Animal models have long served as the preclinical gatekeeper for tuberculosis drug development, yet they systematically fail to predict human pharmacokinetics, efficacy, and toxicity—a translation gap that has left TB drug discovery inefficient, costly, and ethically burdensome.
Quantitative systems pharmacology (QSP) modeling frameworks enable researchers to evaluate host-directed therapies (HDTs) against Mycobacterium tuberculosis by mechanistically linking cellular-level processes—such as autophagy induction via metformin—to disease progression outcomes [Mehta et al., 2022, Mehta et al., 2023; Model Code]. Rather than relying on animal models to screen HDT candidates, researchers can now simulate host-pathogen interactions across biological scales—from drug pharmacokinetics in specific lung compartments to immune cell responses and bacterial survival—using only in vitro data and mechanistic knowledge. This multiscale approach allows TB researchers to screen HDT targets, evaluate combination strategies with conventional antibiotics, and predict treatment outcomes before any animal work begins.
Physiologically-based pharmacokinetic (PBPK) models have similarly proven capable of predicting drug exposure in hard-to-access tissues like the central nervous system, eliminating the need for invasive animal sampling procedures that were once the only way to quantify drug concentrations in cerebrospinal fluid during tuberculosis meningitis treatment [Saleh et al., 2023; Mehta et al., 2022, Mehta et al., 2024]. The advantage is particularly stark for TB: the heterogeneous pulmonary microenvironment created by infection fundamentally alters drug disposition in ways animal models fail to capture, yet PBPK frameworks now mechanistically capture these pathophysiological changes.
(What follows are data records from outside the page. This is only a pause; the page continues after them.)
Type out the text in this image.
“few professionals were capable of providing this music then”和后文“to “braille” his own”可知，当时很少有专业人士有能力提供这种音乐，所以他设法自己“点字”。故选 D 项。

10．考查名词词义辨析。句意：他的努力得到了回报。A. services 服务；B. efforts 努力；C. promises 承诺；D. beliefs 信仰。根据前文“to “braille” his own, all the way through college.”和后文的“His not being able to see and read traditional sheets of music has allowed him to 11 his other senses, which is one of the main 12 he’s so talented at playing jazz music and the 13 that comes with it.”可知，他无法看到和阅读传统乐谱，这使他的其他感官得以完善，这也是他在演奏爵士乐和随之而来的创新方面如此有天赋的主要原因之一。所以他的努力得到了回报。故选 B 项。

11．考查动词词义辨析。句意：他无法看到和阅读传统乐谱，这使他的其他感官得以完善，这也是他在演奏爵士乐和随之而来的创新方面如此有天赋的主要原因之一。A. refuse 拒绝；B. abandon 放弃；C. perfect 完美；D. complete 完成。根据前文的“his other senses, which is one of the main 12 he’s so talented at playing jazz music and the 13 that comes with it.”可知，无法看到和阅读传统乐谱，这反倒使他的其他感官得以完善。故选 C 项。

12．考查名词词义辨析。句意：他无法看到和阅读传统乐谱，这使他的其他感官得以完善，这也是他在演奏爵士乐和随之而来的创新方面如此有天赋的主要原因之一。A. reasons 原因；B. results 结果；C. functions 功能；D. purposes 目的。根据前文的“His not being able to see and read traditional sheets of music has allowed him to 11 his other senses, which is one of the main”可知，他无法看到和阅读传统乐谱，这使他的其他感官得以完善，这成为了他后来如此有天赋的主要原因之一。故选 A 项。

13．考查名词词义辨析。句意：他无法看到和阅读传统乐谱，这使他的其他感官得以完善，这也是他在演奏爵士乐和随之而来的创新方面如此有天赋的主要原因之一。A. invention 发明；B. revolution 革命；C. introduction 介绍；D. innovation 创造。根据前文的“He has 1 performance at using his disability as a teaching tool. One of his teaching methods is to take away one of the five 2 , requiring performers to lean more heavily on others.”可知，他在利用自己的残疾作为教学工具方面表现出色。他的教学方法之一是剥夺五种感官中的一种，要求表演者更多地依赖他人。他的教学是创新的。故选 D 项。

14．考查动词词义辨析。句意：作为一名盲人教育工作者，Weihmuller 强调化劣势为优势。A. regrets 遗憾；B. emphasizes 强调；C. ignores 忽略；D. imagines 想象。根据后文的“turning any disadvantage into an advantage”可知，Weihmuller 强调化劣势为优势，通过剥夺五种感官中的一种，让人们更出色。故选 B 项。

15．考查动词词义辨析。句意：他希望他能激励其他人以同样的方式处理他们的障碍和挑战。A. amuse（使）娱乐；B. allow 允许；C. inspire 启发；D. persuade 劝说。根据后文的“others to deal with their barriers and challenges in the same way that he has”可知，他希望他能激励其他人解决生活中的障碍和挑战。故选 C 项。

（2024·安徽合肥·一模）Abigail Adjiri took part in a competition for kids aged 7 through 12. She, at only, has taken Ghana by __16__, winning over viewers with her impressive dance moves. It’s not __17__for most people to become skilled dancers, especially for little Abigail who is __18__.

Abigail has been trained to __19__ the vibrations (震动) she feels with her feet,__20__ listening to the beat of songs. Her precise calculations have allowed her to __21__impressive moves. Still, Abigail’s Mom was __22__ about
The emerging standard can be “a priori in silico” workflow: in vitro data and mechanistic knowledge feed PBPK and QSP models before any animal studies, generating human-relevant predictions that then guide the design of smaller, targeted animal experiments—or replace them entirely [Mehta et al., 2024]. This is not speculation. For a disease where animal models have historically failed to predict human efficacy and toxicity, and where resistance threatens to undermine treatment gains, shifting preclinical decision-making to mechanistic, human-relevant in silico platforms offers both scientific rigor and ethical advantage. The infrastructure exists. The evidence is building. What remains is adoption.